The other way it comes through is that there is quite a bit of overlap in semantics and syntax and even culture between Fortran and R. And this comes through in some technical ways, like, for example, one-based indexing, first class support for arrays with the same exact memory layout and very similar slicing operator or subsetting operator. First class complex values, vectorized operations on those arrays, scalar broadcasting. So if you multiply a scalar in an array, that just works. The base namespaces of both these languages come fully populated with everything you need to do math.
Both of these languages, I think, also are designed for practicing researchers, which comes through as some design decisions that maybe people who aren't practicing researchers are dismissive of sometimes. And both Fortran and base R have a strong aversion to breaking changes. So if you come across Fortran code written 30 years ago, it probably runs just fine today, and the same holds true for R, for well-written against base R.
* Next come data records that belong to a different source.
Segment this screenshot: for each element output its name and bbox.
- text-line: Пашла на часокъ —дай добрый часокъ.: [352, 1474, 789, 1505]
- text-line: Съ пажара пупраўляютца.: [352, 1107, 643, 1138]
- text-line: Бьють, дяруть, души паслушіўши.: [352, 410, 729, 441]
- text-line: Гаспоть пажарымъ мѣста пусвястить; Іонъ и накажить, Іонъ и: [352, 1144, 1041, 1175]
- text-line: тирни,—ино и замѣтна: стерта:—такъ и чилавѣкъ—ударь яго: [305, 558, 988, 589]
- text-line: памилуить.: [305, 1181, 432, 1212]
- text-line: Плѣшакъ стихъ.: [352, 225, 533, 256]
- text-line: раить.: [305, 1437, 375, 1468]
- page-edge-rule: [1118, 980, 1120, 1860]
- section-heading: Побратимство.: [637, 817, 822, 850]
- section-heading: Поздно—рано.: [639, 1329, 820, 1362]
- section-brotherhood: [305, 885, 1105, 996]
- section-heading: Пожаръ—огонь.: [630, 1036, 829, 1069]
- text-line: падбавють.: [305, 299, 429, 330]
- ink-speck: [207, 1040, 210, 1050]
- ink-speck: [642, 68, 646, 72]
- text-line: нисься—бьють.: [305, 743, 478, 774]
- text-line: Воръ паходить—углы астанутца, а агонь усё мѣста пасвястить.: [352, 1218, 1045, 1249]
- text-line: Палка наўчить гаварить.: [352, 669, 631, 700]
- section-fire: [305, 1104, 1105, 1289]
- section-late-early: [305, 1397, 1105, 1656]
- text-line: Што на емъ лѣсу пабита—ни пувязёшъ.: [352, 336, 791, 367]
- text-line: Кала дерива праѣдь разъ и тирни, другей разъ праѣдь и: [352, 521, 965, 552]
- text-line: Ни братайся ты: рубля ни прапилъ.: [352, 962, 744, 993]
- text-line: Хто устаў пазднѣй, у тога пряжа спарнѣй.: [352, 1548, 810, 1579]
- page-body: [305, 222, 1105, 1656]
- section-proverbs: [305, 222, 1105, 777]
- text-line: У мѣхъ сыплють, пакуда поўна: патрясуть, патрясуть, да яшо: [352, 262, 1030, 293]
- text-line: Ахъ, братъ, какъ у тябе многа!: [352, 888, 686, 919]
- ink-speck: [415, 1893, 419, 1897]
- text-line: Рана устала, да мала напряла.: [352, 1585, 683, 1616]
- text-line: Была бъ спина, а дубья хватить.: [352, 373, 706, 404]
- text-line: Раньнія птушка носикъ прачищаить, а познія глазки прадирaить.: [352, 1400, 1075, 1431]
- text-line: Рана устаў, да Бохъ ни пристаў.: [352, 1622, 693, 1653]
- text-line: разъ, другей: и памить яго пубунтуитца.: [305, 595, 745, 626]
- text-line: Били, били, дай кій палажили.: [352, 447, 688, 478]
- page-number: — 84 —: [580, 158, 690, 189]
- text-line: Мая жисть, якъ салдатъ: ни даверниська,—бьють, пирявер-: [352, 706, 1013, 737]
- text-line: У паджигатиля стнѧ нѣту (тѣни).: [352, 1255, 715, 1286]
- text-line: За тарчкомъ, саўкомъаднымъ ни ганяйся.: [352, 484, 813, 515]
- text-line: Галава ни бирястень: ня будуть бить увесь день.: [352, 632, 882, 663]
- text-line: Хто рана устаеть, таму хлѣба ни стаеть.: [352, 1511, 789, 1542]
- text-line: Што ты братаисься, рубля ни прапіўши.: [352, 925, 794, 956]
So the way to think about it is R is a big language with a lot of features. And Fortran is a big language with a lot of features. And the areas where they overlap is substantial. And this is the space where quickr sits. quickr will let you compile the parts of R that overlap with Fortran.
R is a big language with a lot of features. And Fortran is a big language with a lot of features. And the areas where they overlap is substantial. And this is the space where quickr sits.
So that is essentially it. quickr is a compiler for R. It lets you trade R's dynamicism for speed for just the context of a single function. You don't have to learn a whole new language. And it's a way to make your R code run faster. So thank you.